Tüm Türkiye karnaval yaşıyor. Türk insanı uzun yıllar ezilmişliğin, horlanmışlığın birikiminin acısını çıkarıyor bir yerde. Ekonomik kriz, işsizlik, enflasyon, Terör, Erken Seçim, AB ülkelerinin birlik için dayatmış oldukları maddeleri unutup, bir yanda milli birlik-beraberlik açısından tek yumruk oluyor, diğer yanda kendine güveni yakalayarak, futbol dışında diğer alanlarda da dünya ülkeleri ile yarışa hazırlanıyor.
Belki de spor sayesinde ülkemizin tanıtımını yapmış oluyoruz. Yöneticilerimizin, Siyasilerin, Dış Temsilciliklerin, ticari şirketlerin yıllarca çabalayıp yapamadıklarını futbolcularımız bir aylık süreçte gerçekleştiriyor. Türk Lobisi oluşturuyorlar.
Tüm dünyanın dikkatleri Türkiye’ye çevriliyor. Kolay değil trilyonlar harcasanız bir ülke için bu çapta, bu değerde tanıtım gerçekleştiremezsiniz. Bunun getirisini önce Turizm de, arkasından ticarette yaşayacaktır Türkiye.

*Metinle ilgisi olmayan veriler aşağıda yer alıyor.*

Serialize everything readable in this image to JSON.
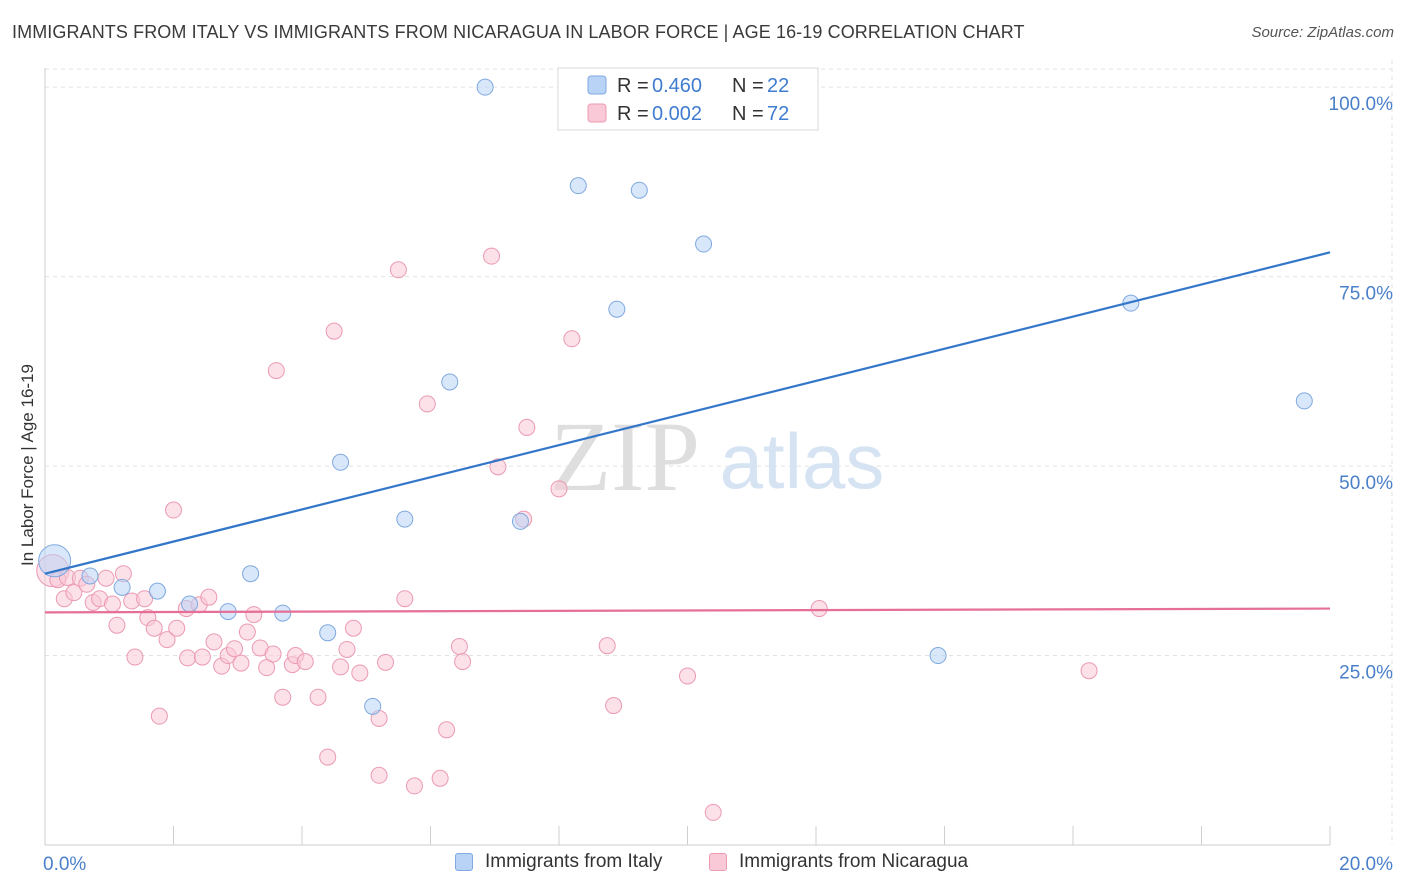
{
  "header": {
    "title": "IMMIGRANTS FROM ITALY VS IMMIGRANTS FROM NICARAGUA IN LABOR FORCE | AGE 16-19 CORRELATION CHART",
    "source": "Source: ZipAtlas.com"
  },
  "watermark": {
    "zip": "ZIP",
    "atlas": "atlas"
  },
  "chart_data": {
    "type": "scatter",
    "title": "IMMIGRANTS FROM ITALY VS IMMIGRANTS FROM NICARAGUA IN LABOR FORCE | AGE 16-19 CORRELATION CHART",
    "xlabel": "",
    "ylabel": "In Labor Force | Age 16-19",
    "xlim": [
      0,
      20
    ],
    "ylim": [
      0,
      102
    ],
    "x_tick_labels": [
      "0.0%",
      "20.0%"
    ],
    "y_ticks": [
      25,
      50,
      75,
      100
    ],
    "y_tick_labels": [
      "25.0%",
      "50.0%",
      "75.0%",
      "100.0%"
    ],
    "grid": true,
    "legend_position": "top-center",
    "colors": {
      "italy_fill": "#b8d3f5",
      "italy_stroke": "#7fa9df",
      "italy_line": "#3276c8",
      "nicaragua_fill": "#f9c9d7",
      "nicaragua_stroke": "#eb9ab2",
      "nicaragua_line": "#e56f96",
      "tick_label": "#4a7fc9"
    },
    "stats": [
      {
        "series": "Immigrants from Italy",
        "r_label": "R =",
        "r": "0.460",
        "n_label": "N =",
        "n": "22"
      },
      {
        "series": "Immigrants from Nicaragua",
        "r_label": "R =",
        "r": "0.002",
        "n_label": "N =",
        "n": "72"
      }
    ],
    "series": [
      {
        "name": "Immigrants from Italy",
        "trend": {
          "x": [
            0,
            20
          ],
          "y": [
            35.8,
            78.2
          ]
        },
        "points": [
          {
            "x": 0.15,
            "y": 37.5,
            "big": true
          },
          {
            "x": 0.7,
            "y": 35.5
          },
          {
            "x": 1.2,
            "y": 34
          },
          {
            "x": 1.75,
            "y": 33.5
          },
          {
            "x": 2.25,
            "y": 31.8
          },
          {
            "x": 2.85,
            "y": 30.8
          },
          {
            "x": 3.2,
            "y": 35.8
          },
          {
            "x": 3.7,
            "y": 30.6
          },
          {
            "x": 4.4,
            "y": 28
          },
          {
            "x": 4.6,
            "y": 50.5
          },
          {
            "x": 5.1,
            "y": 18.3
          },
          {
            "x": 5.6,
            "y": 43
          },
          {
            "x": 6.3,
            "y": 61.1
          },
          {
            "x": 6.85,
            "y": 100
          },
          {
            "x": 7.4,
            "y": 42.7
          },
          {
            "x": 8.3,
            "y": 87
          },
          {
            "x": 8.9,
            "y": 70.7
          },
          {
            "x": 9.25,
            "y": 86.4
          },
          {
            "x": 10.25,
            "y": 79.3
          },
          {
            "x": 13.9,
            "y": 25
          },
          {
            "x": 16.9,
            "y": 71.5
          },
          {
            "x": 19.6,
            "y": 58.6
          }
        ]
      },
      {
        "name": "Immigrants from Nicaragua",
        "trend": {
          "x": [
            0,
            20
          ],
          "y": [
            30.7,
            31.2
          ]
        },
        "points": [
          {
            "x": 0.12,
            "y": 36.2,
            "big": true
          },
          {
            "x": 0.2,
            "y": 35
          },
          {
            "x": 0.3,
            "y": 32.5
          },
          {
            "x": 0.35,
            "y": 35.3
          },
          {
            "x": 0.45,
            "y": 33.3
          },
          {
            "x": 0.55,
            "y": 35.2
          },
          {
            "x": 0.65,
            "y": 34.4
          },
          {
            "x": 0.75,
            "y": 32
          },
          {
            "x": 0.85,
            "y": 32.5
          },
          {
            "x": 0.95,
            "y": 35.2
          },
          {
            "x": 1.05,
            "y": 31.8
          },
          {
            "x": 1.12,
            "y": 29
          },
          {
            "x": 1.22,
            "y": 35.8
          },
          {
            "x": 1.35,
            "y": 32.2
          },
          {
            "x": 1.4,
            "y": 24.8
          },
          {
            "x": 1.55,
            "y": 32.5
          },
          {
            "x": 1.6,
            "y": 30
          },
          {
            "x": 1.7,
            "y": 28.6
          },
          {
            "x": 1.78,
            "y": 17
          },
          {
            "x": 1.9,
            "y": 27.1
          },
          {
            "x": 2.0,
            "y": 44.2
          },
          {
            "x": 2.05,
            "y": 28.6
          },
          {
            "x": 2.2,
            "y": 31.2
          },
          {
            "x": 2.22,
            "y": 24.7
          },
          {
            "x": 2.4,
            "y": 31.7
          },
          {
            "x": 2.45,
            "y": 24.8
          },
          {
            "x": 2.55,
            "y": 32.7
          },
          {
            "x": 2.63,
            "y": 26.8
          },
          {
            "x": 2.75,
            "y": 23.6
          },
          {
            "x": 2.85,
            "y": 25
          },
          {
            "x": 2.95,
            "y": 25.9
          },
          {
            "x": 3.05,
            "y": 24
          },
          {
            "x": 3.15,
            "y": 28.1
          },
          {
            "x": 3.25,
            "y": 30.4
          },
          {
            "x": 3.35,
            "y": 26
          },
          {
            "x": 3.45,
            "y": 23.4
          },
          {
            "x": 3.55,
            "y": 25.2
          },
          {
            "x": 3.7,
            "y": 19.5
          },
          {
            "x": 3.6,
            "y": 62.6
          },
          {
            "x": 3.85,
            "y": 23.8
          },
          {
            "x": 3.9,
            "y": 25
          },
          {
            "x": 4.05,
            "y": 24.2
          },
          {
            "x": 4.25,
            "y": 19.5
          },
          {
            "x": 4.4,
            "y": 11.6
          },
          {
            "x": 4.5,
            "y": 67.8
          },
          {
            "x": 4.6,
            "y": 23.5
          },
          {
            "x": 4.7,
            "y": 25.8
          },
          {
            "x": 4.8,
            "y": 28.6
          },
          {
            "x": 4.9,
            "y": 22.7
          },
          {
            "x": 5.2,
            "y": 16.7
          },
          {
            "x": 5.2,
            "y": 9.2
          },
          {
            "x": 5.3,
            "y": 24.1
          },
          {
            "x": 5.5,
            "y": 75.9
          },
          {
            "x": 5.6,
            "y": 32.5
          },
          {
            "x": 5.75,
            "y": 7.8
          },
          {
            "x": 5.95,
            "y": 58.2
          },
          {
            "x": 6.15,
            "y": 8.8
          },
          {
            "x": 6.25,
            "y": 15.2
          },
          {
            "x": 6.45,
            "y": 26.2
          },
          {
            "x": 6.5,
            "y": 24.2
          },
          {
            "x": 6.95,
            "y": 77.7
          },
          {
            "x": 7.05,
            "y": 49.9
          },
          {
            "x": 7.45,
            "y": 43
          },
          {
            "x": 7.5,
            "y": 55.1
          },
          {
            "x": 8.0,
            "y": 47
          },
          {
            "x": 8.2,
            "y": 66.8
          },
          {
            "x": 8.75,
            "y": 26.3
          },
          {
            "x": 8.85,
            "y": 18.4
          },
          {
            "x": 10.0,
            "y": 22.3
          },
          {
            "x": 10.4,
            "y": 4.3
          },
          {
            "x": 12.05,
            "y": 31.2
          },
          {
            "x": 16.25,
            "y": 23
          }
        ]
      }
    ]
  }
}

En büyük Türkiye… Diyerek milyonlarca insanı sokaklara dökmek, coşku, heyecan yaşatmak, ay yıldızlı bayrağı dünya devleri arasında göndere çektirmek bir turnuva derecesi olarak hiç küçümsenmemelidir. Arkasından atletizmde yıllar sonra elde edilen başarı bireysel ve tesadüf olarak algılanmamalıdır. Genç kızlarımızın sporun değişik dallarındaki mücadelesi judo, voleybol dışında Ülkemize derece getirememiş, Uluslararası turnuva ve yarışmalarda yıllarca silik kalmışız. Ülke olarak bu başarıları yıllar önce güreş, boks, judo, halter gibi sporlarda bireysel çapta elde etmiş olsak da günümüzde bu tür başarılara hasret kalmışız. Son yıllarda futbol olarak genç ve ümit millilerimizin başarısını, Galatasaray futbol takımımız ‘UEFA ve Süper Kupa’yı alarak tamamlıyor, (A) Millilerimiz de 2002 Dünya Kupasında bu başarıları perçinleyerek tarihe geçiyor.
Hayal dünyamızı geniş tuttukça dünya arenasında bir kenarda olmaktansa, içinde, ortasında, başlarında olmak içten bile değil. Yeter ki bu inancı kendimizde bulup yeşertip ortaya çıkartalım. Karamsar, kaderci arabesk, yapıya, anlayışa, dur diyelim. Ufkumuzu daima ileriye doğru, başımızı dimdik tutarak gelecek için planlı, programlı, disiplin içerisinde çalışmak için kendimizi konsantre edip hazırlayalım.
Çünkü hiçbir şey emek sarf etmeden, ter akıtmadan, çalışmadan elde edilmiyor. Hele hele başarılar için yıllarca çok ama çok çalışmak gerekiyor. Toplum olarak bunu başarabiliriz diyorum. Benim gibi bu ülkenin güzel insanları da benzer duygu ve özlemleri dile getirerek, hayallerin gerçekleşmesini istiyorlar.
Başarıların hepsi yılların, çalışmaların, bir sonucu, bir getirisi... Bu başarılar hayatın diğer alanlarına da (eğitim, kültür, sanat, bilim gibi) yansıtılmalıdır. Tüm kuruluşlar; Ülke tanıtımı için yapılacak çalışmaları teşvik ederek, destekleyerek, yeni başarıların da ateşleyicisi olmalıdır.